4.5. Statistical Analysis

All analyses were performed using the R software (Indiana, USA) language. The mean, standard deviation and interquartile ranges of the characteristics of the evaluated population were calculated. Estimates, predictions, trough concentration and model run results were obtained. The normal distribution of the parameters was evaluated using the Shapiro–Wilk test. An analysis of mean differences was performed using the Wilcoxon test, and the visual interpretation was presented through a box plot.
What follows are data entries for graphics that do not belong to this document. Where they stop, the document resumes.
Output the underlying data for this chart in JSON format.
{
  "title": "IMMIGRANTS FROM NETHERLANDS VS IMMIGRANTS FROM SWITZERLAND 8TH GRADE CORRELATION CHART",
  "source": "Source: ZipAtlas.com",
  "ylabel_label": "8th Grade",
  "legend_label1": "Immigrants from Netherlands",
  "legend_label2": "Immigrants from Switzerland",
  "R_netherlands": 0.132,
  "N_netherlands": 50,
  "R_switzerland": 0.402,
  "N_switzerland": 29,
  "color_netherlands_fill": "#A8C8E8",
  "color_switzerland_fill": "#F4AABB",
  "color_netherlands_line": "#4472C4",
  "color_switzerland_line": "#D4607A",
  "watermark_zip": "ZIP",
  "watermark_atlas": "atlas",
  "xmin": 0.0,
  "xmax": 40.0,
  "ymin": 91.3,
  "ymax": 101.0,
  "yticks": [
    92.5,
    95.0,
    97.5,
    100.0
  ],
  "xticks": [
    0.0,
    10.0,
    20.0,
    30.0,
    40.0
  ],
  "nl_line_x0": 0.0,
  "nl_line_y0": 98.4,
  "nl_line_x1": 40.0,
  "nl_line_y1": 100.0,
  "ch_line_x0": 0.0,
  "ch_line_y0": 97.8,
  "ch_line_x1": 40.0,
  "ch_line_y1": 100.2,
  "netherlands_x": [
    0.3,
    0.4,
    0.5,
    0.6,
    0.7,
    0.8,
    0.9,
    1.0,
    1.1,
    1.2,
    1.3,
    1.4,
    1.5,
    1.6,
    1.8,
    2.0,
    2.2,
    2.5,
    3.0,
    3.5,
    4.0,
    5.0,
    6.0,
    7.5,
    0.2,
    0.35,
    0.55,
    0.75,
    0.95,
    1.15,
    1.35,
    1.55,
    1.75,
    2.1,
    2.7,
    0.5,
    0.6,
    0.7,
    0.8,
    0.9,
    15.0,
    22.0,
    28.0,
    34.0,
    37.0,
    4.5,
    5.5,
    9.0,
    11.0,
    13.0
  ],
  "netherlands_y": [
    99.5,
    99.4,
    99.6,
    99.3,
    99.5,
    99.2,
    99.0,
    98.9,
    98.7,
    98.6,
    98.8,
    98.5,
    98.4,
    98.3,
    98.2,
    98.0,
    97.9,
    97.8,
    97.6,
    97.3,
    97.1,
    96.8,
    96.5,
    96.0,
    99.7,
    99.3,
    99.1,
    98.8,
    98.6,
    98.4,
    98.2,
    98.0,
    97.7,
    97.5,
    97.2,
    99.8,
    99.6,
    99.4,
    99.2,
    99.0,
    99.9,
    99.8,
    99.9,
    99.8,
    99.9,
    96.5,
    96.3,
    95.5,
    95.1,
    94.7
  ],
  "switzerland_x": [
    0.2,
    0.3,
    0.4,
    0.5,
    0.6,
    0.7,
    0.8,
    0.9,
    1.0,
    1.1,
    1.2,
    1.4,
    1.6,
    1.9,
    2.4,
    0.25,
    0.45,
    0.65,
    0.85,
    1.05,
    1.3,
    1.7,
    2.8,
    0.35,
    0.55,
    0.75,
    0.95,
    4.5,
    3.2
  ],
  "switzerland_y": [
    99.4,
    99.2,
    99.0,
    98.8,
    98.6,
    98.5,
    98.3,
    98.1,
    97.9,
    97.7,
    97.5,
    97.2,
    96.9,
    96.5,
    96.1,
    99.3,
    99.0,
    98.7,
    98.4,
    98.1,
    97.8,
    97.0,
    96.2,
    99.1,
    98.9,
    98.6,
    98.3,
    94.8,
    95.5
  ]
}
Finally, the performance results were presented in Bland–Altman plots.

5. Conclusions

The preliminary results are acceptable for the implementation of the models in the app and for translation to our usual clinical practice, but it is necessary to delve into the performance aspects that have not yet been tested with prospective data and an experimental design that allows systematic errors to be eliminated. The platform that was developed is intended to be applied in MIDP, in addition to engaging in the TDM process, with the adaptation of biosensors to clinical work routines, which will allow a precise approach to infections, allowing early diagnosis or TDM in real time that can be used to adjust the predictive models.